Mark Ebner is an investigative journalist and author who wrote about sexual assault and rape accusations against Bill Cosby in 2007 -- but no one paid attention. At the time, news executives refused to run the story because they were worried about being sued for tarnishing Cosby's pristine reputation.
When Ebner joined me on KTRS, he revealed the information he had gathered seven years ago from three of the victims, and we talked about why the media wouldn't publish it, despite other complaints about Cosby (and a legal settlement) becoming public before then. We also talked about Camille Cosby's role in covering up -- or, at least, sitting by doing nothing about -- her husband's alleged attacks on women.
I asked Ebner what will happen to Cosby's career going forward, as the list of venues that don't want to be in business with him keeps growing. After NBC and Netflix killed projects they'd planned with him, his gig at Treasure Island in Las Vegas next weekend has been canceled, as have upcoming dates in Oklahoma, Illinois, and Arizona.
Here's a complete list of women who have accused Bill Cosby of sexual assault (as of last night). Their stories are remarkably similar, and I won't be surprised when other alleged victims become emboldened to come forward with their own sordid tales.

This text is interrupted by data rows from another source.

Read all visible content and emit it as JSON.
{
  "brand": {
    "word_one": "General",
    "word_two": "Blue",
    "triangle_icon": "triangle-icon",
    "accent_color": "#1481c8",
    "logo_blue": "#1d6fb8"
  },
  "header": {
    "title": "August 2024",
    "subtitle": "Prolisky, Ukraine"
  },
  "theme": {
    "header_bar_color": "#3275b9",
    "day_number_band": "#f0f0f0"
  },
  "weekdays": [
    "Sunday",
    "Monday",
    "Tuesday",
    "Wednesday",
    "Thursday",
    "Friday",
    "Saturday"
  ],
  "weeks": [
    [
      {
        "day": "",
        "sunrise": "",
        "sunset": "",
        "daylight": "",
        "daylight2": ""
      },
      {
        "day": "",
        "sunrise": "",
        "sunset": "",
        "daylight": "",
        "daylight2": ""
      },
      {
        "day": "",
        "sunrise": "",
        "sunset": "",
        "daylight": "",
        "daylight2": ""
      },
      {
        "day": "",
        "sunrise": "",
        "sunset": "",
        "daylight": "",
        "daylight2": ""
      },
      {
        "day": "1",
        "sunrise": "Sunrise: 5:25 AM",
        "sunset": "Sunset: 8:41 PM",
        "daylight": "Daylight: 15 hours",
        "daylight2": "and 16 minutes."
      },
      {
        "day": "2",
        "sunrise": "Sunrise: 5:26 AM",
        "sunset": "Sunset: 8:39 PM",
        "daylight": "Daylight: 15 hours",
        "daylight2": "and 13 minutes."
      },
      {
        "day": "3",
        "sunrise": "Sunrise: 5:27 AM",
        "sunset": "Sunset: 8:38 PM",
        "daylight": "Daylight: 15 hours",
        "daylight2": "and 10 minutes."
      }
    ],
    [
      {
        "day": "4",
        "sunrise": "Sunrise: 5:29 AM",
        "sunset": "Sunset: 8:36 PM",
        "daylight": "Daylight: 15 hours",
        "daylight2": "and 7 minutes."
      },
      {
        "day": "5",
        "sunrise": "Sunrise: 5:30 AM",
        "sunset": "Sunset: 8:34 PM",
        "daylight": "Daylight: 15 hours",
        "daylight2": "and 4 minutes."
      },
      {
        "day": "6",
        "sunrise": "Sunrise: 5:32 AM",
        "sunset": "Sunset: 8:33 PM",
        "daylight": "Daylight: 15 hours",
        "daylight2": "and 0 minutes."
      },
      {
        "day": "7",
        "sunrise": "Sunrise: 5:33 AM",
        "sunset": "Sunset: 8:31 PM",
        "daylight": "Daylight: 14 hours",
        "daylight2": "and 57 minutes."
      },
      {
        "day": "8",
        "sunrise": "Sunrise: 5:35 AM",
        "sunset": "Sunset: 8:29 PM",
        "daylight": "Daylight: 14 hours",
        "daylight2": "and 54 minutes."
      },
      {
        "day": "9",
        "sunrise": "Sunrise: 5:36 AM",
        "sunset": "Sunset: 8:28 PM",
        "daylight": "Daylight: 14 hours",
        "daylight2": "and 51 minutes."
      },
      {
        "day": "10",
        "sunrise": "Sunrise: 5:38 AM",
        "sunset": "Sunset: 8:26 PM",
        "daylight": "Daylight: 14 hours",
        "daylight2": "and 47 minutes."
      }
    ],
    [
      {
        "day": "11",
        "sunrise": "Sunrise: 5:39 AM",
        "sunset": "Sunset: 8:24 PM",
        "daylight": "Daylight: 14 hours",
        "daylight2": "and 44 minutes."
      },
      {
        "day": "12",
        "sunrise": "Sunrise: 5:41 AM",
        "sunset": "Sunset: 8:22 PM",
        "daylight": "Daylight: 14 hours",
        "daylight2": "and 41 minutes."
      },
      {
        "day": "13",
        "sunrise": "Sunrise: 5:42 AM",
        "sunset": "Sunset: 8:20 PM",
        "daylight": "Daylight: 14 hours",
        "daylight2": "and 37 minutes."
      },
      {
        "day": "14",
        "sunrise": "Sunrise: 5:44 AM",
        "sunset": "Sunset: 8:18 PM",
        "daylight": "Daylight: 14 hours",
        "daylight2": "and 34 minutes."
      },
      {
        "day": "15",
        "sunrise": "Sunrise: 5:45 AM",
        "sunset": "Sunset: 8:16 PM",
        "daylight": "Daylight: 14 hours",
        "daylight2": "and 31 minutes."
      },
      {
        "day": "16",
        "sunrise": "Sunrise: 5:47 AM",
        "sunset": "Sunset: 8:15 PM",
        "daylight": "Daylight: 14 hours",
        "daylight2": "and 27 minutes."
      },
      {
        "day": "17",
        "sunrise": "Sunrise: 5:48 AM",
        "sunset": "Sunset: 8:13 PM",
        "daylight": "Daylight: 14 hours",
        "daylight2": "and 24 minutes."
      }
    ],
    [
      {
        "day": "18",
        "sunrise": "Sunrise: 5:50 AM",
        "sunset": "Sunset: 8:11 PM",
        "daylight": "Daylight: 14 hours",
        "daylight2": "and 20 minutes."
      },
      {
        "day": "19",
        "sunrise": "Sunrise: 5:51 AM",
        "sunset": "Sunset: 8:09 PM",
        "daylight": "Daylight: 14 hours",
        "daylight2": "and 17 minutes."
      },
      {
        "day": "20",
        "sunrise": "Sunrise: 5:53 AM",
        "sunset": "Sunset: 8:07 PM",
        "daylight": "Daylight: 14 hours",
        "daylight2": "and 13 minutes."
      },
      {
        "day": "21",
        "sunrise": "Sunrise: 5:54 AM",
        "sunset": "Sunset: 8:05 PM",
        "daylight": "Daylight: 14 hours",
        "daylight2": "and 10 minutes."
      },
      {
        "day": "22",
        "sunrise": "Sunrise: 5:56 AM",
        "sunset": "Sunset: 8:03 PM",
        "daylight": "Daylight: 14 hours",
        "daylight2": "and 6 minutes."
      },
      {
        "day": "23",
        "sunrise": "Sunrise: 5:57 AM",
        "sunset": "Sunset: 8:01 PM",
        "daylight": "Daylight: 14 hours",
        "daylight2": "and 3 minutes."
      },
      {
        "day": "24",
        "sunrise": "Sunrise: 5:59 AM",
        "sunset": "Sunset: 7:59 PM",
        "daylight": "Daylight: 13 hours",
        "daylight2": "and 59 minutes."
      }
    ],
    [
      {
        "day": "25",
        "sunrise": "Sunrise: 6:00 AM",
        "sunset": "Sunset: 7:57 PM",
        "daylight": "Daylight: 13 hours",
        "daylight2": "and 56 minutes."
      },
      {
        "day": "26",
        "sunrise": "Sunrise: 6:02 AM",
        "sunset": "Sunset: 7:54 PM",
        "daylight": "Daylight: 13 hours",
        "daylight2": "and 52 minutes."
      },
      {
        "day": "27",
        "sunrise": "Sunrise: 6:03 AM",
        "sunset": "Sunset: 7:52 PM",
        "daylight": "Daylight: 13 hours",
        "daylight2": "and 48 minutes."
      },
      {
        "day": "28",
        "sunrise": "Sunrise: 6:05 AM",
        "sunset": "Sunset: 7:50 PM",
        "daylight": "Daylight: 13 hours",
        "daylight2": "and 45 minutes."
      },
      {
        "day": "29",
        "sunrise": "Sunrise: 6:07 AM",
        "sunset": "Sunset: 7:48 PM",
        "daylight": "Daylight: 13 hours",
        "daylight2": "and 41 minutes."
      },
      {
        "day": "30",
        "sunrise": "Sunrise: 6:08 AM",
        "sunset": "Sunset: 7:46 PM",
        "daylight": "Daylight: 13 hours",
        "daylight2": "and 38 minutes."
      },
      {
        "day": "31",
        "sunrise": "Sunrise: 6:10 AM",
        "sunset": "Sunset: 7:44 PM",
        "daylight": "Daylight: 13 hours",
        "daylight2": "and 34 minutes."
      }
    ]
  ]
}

My friend Mark Evanier has been thinking about Cosby's fans, particularly the ones who showed up at his concert in Melbourne, Florida, last night and gave him a standing ovation when he walked onstage:
I have no doubt what he did on that stage was very, very funny. Rape charges aside, no one's better at that than William Henry "Bill" Cosby, Jr. and before this new flurry of charges, he always got standing o's. But I do wonder what, if anything, was on the minds of those who showed up that night, laughed and stood to clap. Presumably, they all purchased tickets before they heard about the fifteen or eighteen (or whatever it's up to now) women who say Cos drugged them then had his way with them and I do understand the feeling of "We paid for these, we might as well use them." Some of those people might even have thought, "Hey, this could be our last chance to see Bill Cosby on a stage." Still, you can think all that and not give the guy an enthusiastic round of applause that would be interpreted as, "We don't care, Bill. We love you." One does wonder if Cosby hears that and thinks, "Hell, the public still loves me. All I need to do is stonewall and press on and this damn thing will blow over."